Your data is yours. Every Replyful organization is logically isolated from every other — one customer's account cannot reach another customer's data.

Access management

Sign-in is handled by WorkOS (SOC 2 and ISO 27001 certified). Inside your organization you set role-based permissions per user: who can read conversations, who can reply, who can manage settings, who can manage the knowledge base.

Personnel and internal access

Our entire operations team — administrators, engineers, and support — works from the EU/EEA. Customer data is not accessed from outside the EEA.

Employees receive only the access their role needs — nothing more — and access is revoked when no longer required. Multi-factor authentication is required on every account. Operator laptops use full-disk encryption, so data on a lost or stolen device is unreadable.

Secure development

Tenant isolation is verified by an automated test suite that runs on every code change — cross-organization data access is treated as a P0 bug. Dependencies are kept up to date by an automated dependency-update bot, and security advisories for our stack are monitored and patched.

Logging and monitoring

We collect structured application logs and error reports to operate the service and respond to incidents. The content of customer messages is not included in those logs in normal operations, and access to logs is limited to the engineers who run the service. Error reports are stored by our monitoring provider (Sentry, hosted in the EU) for 30 days and then deleted.

Incident response

Errors and abnormal behavior are surfaced to our engineering team through Sentry alerts. If we identify a confirmed personal-data breach, we notify affected customers without undue delay and no later than 72 hours after we become aware of it (see the DPA, Section 9). The notification includes the nature of the breach, the data subjects affected, the likely impact, and the steps we are taking.

AI processing

Replyful uses large-language-model APIs to generate replies, classify messages, and search your knowledge base. Production traffic is routed to Google Vertex AI and AWS Bedrock, both in EU regions.

Per Google Cloud Service Terms, Section 18, Google does not use customer prompts, completions, or embeddings to train Google's foundation models, and Google runs only automated abuse-monitoring classifiers on inputs and outputs (no human review). AWS commits the same for Bedrock: inputs and outputs are never shared with model providers or used to train base models (see Bedrock security and privacy). No Replyful customer data is shared with third-party model providers.

Backups

We take encrypted daily backups of the production database, retained for 7 days, and encrypted weekly backups retained for 30 days. All backups stay inside the EU. After the retention window expires, deleted data cannot be recovered from backups.

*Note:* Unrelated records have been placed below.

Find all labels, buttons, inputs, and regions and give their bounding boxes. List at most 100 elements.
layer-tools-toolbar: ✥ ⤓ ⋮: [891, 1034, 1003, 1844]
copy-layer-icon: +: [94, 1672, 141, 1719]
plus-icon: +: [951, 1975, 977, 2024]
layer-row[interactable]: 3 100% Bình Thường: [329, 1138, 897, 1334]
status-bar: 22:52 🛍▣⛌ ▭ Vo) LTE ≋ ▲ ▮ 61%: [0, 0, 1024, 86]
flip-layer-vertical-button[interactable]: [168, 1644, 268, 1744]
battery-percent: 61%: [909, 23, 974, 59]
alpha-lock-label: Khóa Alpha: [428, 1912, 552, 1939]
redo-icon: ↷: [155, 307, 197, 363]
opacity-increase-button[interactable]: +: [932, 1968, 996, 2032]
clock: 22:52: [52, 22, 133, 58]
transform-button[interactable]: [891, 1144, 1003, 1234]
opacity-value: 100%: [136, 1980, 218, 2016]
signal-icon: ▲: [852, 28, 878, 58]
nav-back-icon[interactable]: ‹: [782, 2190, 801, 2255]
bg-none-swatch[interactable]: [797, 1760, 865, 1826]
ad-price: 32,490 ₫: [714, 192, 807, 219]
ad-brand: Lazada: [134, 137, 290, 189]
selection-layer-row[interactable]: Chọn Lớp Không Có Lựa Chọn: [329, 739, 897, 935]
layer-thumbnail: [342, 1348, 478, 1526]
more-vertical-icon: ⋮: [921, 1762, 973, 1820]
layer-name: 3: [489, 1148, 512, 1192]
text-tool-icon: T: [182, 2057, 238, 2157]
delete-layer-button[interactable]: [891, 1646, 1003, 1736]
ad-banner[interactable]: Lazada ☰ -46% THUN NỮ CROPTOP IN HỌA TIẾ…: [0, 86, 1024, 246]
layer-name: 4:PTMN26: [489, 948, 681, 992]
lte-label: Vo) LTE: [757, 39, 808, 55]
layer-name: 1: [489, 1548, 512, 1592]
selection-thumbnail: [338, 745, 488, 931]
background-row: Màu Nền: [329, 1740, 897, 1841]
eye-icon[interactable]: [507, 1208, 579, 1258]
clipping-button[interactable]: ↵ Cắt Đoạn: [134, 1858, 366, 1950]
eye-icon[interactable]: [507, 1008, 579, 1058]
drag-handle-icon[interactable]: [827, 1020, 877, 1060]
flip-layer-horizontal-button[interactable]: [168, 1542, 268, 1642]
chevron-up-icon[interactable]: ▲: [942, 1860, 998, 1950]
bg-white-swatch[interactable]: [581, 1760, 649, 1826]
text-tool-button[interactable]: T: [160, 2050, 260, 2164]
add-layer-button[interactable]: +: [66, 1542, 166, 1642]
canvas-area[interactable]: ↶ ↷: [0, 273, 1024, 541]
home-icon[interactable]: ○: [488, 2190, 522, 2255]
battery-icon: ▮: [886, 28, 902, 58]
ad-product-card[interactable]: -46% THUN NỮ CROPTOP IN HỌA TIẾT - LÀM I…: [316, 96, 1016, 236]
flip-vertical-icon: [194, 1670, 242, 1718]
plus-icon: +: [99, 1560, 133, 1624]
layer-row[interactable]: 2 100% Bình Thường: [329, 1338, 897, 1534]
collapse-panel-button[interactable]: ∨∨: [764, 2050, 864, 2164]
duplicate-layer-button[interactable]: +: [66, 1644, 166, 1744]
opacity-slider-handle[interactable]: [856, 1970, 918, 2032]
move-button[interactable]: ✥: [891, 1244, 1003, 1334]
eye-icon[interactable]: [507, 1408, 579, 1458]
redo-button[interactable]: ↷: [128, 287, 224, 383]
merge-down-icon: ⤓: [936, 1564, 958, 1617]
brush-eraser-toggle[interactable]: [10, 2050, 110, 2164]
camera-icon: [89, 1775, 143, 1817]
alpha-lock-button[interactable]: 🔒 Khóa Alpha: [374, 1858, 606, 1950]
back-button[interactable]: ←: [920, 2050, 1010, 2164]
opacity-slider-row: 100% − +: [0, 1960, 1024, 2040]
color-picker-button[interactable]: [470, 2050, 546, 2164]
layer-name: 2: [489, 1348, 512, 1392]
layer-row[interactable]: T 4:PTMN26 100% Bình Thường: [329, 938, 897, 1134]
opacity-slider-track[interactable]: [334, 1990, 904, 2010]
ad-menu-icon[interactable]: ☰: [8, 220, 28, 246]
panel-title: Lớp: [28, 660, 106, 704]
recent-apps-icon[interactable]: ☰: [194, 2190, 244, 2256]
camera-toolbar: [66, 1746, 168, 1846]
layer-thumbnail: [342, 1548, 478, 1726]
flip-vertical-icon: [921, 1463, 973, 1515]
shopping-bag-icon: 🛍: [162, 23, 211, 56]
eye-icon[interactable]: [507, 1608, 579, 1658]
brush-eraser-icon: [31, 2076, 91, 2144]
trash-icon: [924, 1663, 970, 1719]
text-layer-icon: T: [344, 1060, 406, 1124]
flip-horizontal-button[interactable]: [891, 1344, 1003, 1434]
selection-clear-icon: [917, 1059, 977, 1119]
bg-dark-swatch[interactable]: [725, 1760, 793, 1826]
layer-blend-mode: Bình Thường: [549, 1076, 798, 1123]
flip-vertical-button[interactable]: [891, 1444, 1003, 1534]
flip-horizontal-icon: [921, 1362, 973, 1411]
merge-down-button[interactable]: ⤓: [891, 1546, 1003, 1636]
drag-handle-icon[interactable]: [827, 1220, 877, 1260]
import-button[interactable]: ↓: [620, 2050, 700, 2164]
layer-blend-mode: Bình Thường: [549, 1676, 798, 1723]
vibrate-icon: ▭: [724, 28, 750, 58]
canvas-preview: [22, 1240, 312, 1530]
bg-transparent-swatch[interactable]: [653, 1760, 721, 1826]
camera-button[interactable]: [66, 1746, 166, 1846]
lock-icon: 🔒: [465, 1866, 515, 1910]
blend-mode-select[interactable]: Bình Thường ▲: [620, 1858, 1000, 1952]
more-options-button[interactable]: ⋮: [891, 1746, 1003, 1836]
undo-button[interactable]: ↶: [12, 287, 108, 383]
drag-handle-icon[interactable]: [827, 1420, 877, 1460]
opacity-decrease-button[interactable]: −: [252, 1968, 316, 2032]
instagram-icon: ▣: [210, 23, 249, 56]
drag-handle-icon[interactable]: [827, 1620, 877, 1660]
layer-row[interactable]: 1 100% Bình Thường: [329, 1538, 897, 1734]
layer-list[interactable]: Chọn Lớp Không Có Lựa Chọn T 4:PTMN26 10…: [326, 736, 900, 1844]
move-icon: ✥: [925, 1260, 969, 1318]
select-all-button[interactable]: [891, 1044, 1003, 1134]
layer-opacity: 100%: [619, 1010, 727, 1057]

Data residency and subprocessors

All long-term storage of customer data — primary database, file attachments, application logs, error reports (Sentry, EU), and backups — is in the EU (Frankfurt and Amsterdam). Our entire operations team and administrator access is in the EU/EEA.

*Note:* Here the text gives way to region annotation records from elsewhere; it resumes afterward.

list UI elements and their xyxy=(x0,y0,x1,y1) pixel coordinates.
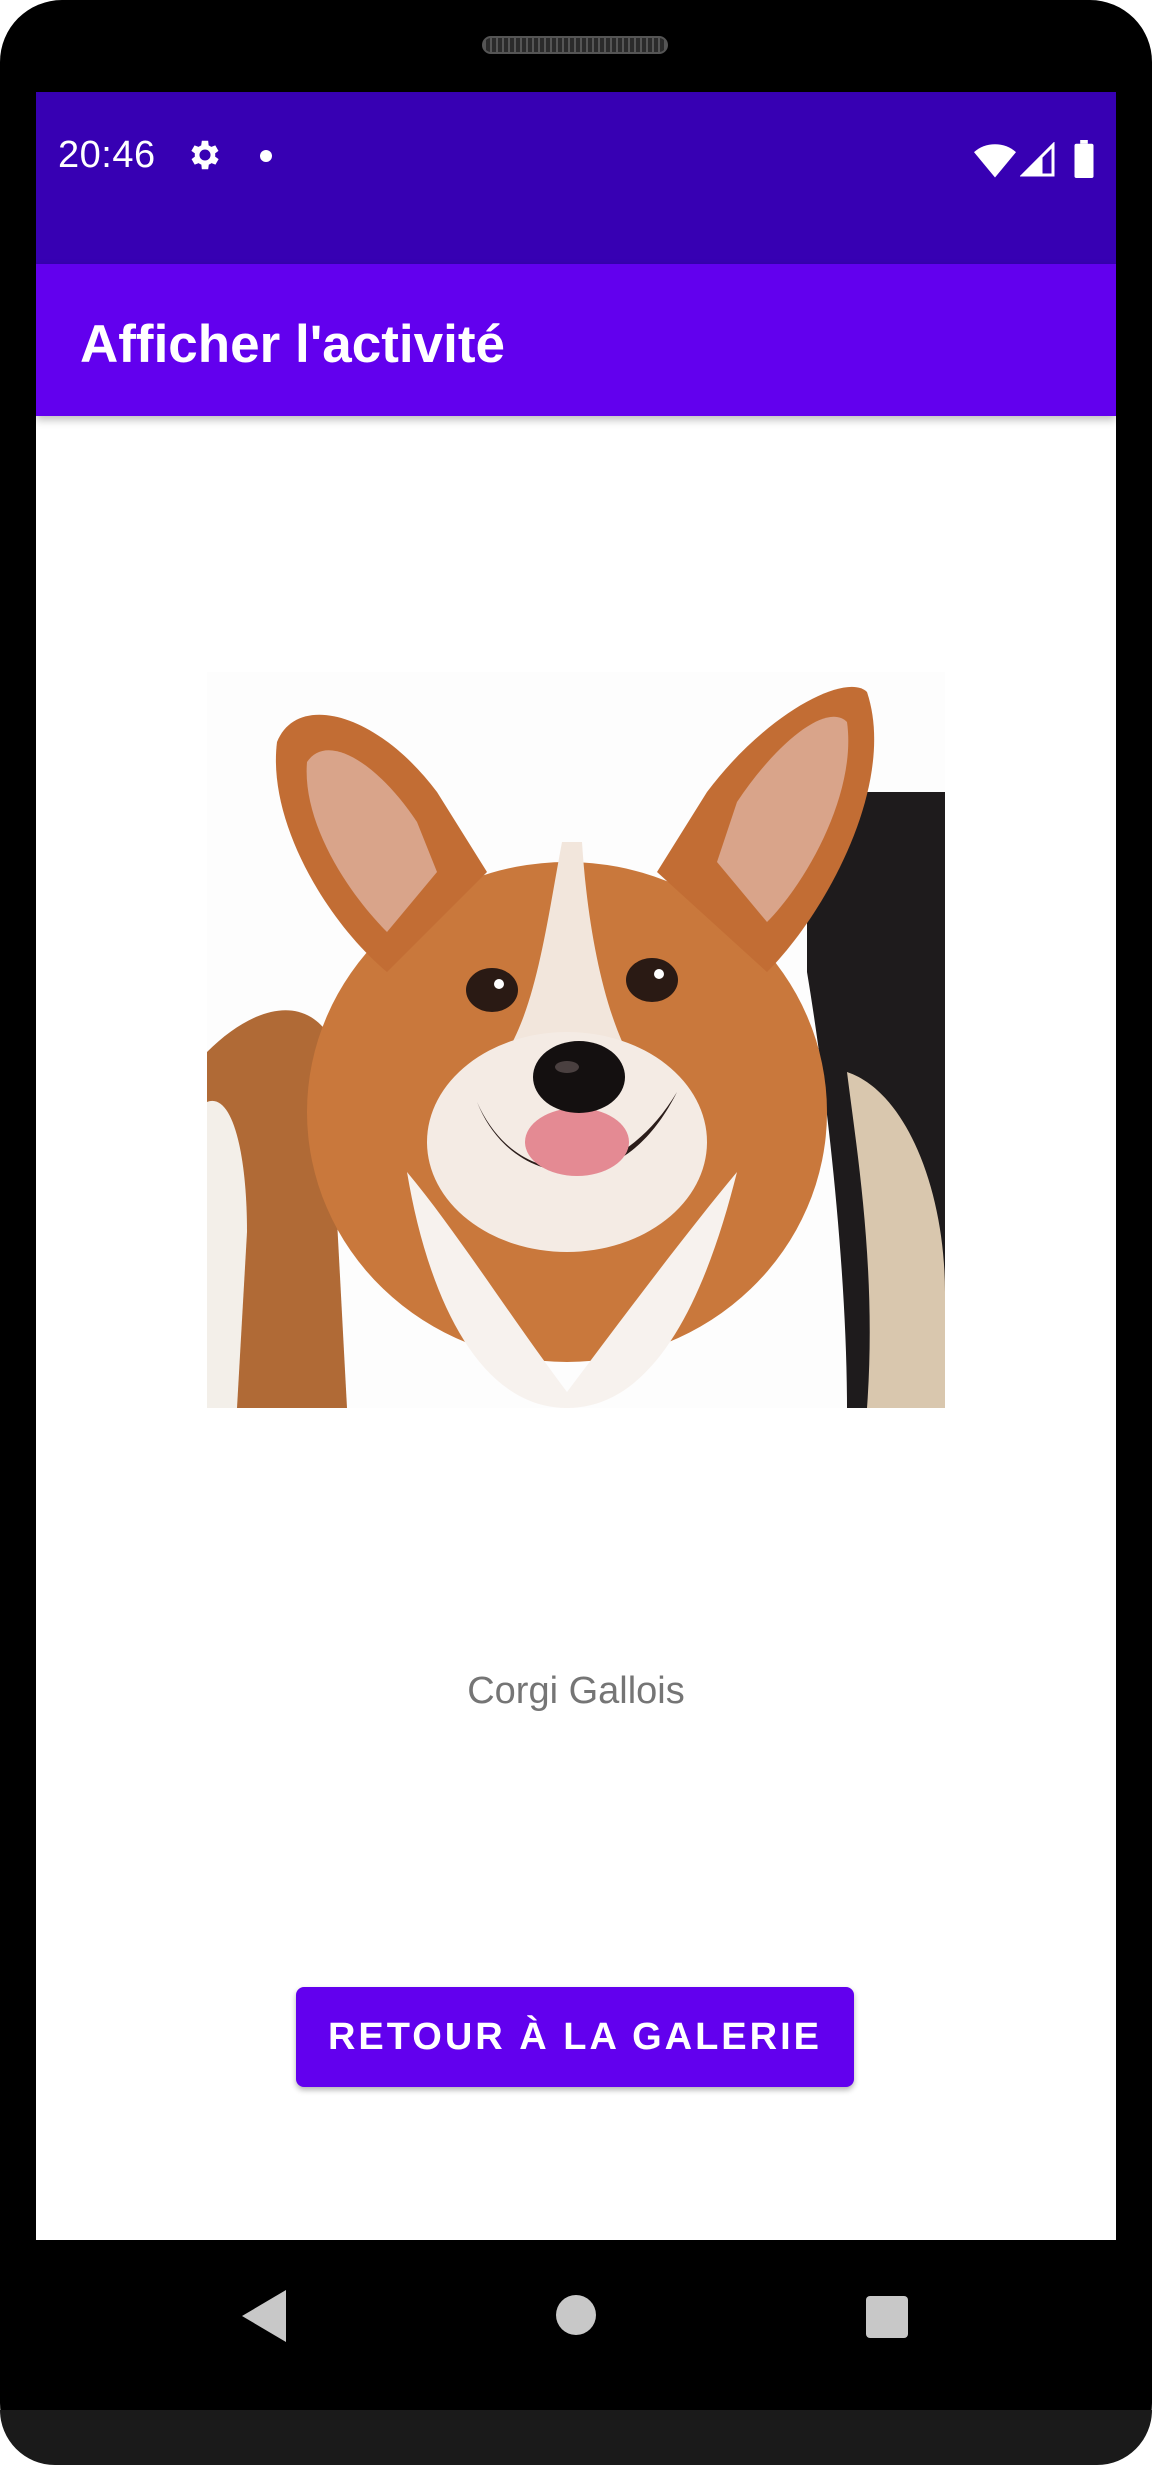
earpiece-speaker xyxy=(482,36,668,54)
recents-square-icon[interactable] xyxy=(866,2296,908,2338)
notification-dot-icon xyxy=(260,150,272,162)
app-bar: Afficher l'activité xyxy=(36,264,1116,416)
page-title: Afficher l'activité xyxy=(80,315,505,374)
device-frame: 20:46 Afficher l'activité Corgi Gallois … xyxy=(0,0,1152,2465)
back-to-gallery-button[interactable]: RETOUR À LA GALERIE xyxy=(296,1987,854,2087)
signal-icon xyxy=(1020,142,1055,177)
gear-icon xyxy=(191,140,219,170)
back-triangle-icon[interactable] xyxy=(242,2290,290,2342)
dog-caption: Corgi Gallois xyxy=(467,1670,685,1712)
system-nav-bar xyxy=(36,2240,1116,2410)
home-circle-icon[interactable] xyxy=(556,2295,596,2335)
corgi-illustration xyxy=(207,686,945,1408)
wifi-icon xyxy=(974,144,1016,178)
status-bar: 20:46 xyxy=(36,92,1116,264)
screen: 20:46 Afficher l'activité Corgi Gallois … xyxy=(36,92,1116,2240)
corgi-image xyxy=(207,672,945,1408)
battery-icon xyxy=(1074,140,1094,178)
status-time: 20:46 xyxy=(58,134,156,176)
bottom-bezel xyxy=(0,2410,1152,2465)
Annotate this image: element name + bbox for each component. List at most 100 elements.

Inbound HTTP traffic to several subdomains is routed through Cloudflare's global edge for TLS termination and DDoS protection before reaching our EU origin; nothing is stored at the edge.

A small number of subprocessors are based in the US — most notably WorkOS (authentication) and Stripe (billing) — and those transfers are covered by EU Standard Contractual Clauses. WorkOS and Stripe only see the narrow data required to run authentication and billing; they do not handle conversation content. The full subprocessor list and the data each one receives is in the DPA, Section 6.

Data deletion

You can configure a retention period per channel — when the period expires, the personal data in those conversations is permanently and irreversibly removed. When your organization is removed we delete all org data within 30 days, except where law requires us to keep it (for example, invoices under Swedish accounting law). Deleted data ages out of all backups within a further 30 days. Details in the DPA, Section 10.

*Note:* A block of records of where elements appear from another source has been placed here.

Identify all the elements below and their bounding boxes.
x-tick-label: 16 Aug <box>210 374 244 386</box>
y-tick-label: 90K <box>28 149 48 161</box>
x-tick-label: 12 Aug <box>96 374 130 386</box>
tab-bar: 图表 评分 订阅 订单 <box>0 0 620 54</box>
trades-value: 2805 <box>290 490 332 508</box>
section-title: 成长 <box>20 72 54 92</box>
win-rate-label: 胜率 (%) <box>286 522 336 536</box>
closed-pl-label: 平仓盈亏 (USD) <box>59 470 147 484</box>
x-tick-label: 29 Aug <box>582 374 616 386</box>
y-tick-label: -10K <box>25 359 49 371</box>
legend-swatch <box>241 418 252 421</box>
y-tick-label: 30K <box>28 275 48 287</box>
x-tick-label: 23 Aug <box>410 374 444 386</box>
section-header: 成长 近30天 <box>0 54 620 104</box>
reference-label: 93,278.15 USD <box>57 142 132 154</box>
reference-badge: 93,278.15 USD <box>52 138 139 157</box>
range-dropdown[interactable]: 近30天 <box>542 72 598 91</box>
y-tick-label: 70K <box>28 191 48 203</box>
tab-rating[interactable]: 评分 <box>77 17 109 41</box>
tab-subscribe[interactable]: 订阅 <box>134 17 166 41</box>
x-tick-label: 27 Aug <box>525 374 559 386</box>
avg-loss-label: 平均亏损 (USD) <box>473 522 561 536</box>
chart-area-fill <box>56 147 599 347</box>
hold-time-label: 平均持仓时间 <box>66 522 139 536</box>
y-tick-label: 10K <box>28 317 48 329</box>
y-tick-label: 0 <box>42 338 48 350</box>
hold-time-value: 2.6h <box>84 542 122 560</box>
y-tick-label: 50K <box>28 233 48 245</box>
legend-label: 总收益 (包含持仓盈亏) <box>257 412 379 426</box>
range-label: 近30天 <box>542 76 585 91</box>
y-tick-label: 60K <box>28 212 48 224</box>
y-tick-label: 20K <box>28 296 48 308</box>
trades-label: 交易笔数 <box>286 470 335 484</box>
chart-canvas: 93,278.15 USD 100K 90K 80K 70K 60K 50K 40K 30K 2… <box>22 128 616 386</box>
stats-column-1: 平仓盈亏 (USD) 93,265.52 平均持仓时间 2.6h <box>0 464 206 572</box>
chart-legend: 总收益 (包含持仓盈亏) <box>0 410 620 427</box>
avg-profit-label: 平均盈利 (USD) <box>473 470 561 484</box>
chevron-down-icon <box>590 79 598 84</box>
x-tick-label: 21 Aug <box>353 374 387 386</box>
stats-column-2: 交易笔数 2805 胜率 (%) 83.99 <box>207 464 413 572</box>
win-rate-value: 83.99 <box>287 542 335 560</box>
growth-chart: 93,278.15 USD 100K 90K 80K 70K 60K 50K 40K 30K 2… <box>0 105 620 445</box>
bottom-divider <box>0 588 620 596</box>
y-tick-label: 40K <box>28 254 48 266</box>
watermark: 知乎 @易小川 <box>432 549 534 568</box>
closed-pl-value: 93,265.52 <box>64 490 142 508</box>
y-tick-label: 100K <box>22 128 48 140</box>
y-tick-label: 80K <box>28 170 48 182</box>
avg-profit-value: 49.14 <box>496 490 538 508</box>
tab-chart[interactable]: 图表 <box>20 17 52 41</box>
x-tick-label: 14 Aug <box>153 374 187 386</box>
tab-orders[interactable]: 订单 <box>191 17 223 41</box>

Security testing and certifications

We continuously test the service with automated scanners (Detectify, OWASP ZAP, Cloudflare) and our engineering team triages findings as they appear. We do not currently hold an external SOC 2 or ISO 27001 certification — that is on our roadmap as we grow. Our authentication provider (WorkOS) is SOC 2 Type II and ISO 27001 certified, and our infrastructure providers (AWS, Google Cloud) maintain equivalent certifications.

Reporting a vulnerability

Email [email protected]. We respond within one business day. Please do not file public issues for security findings.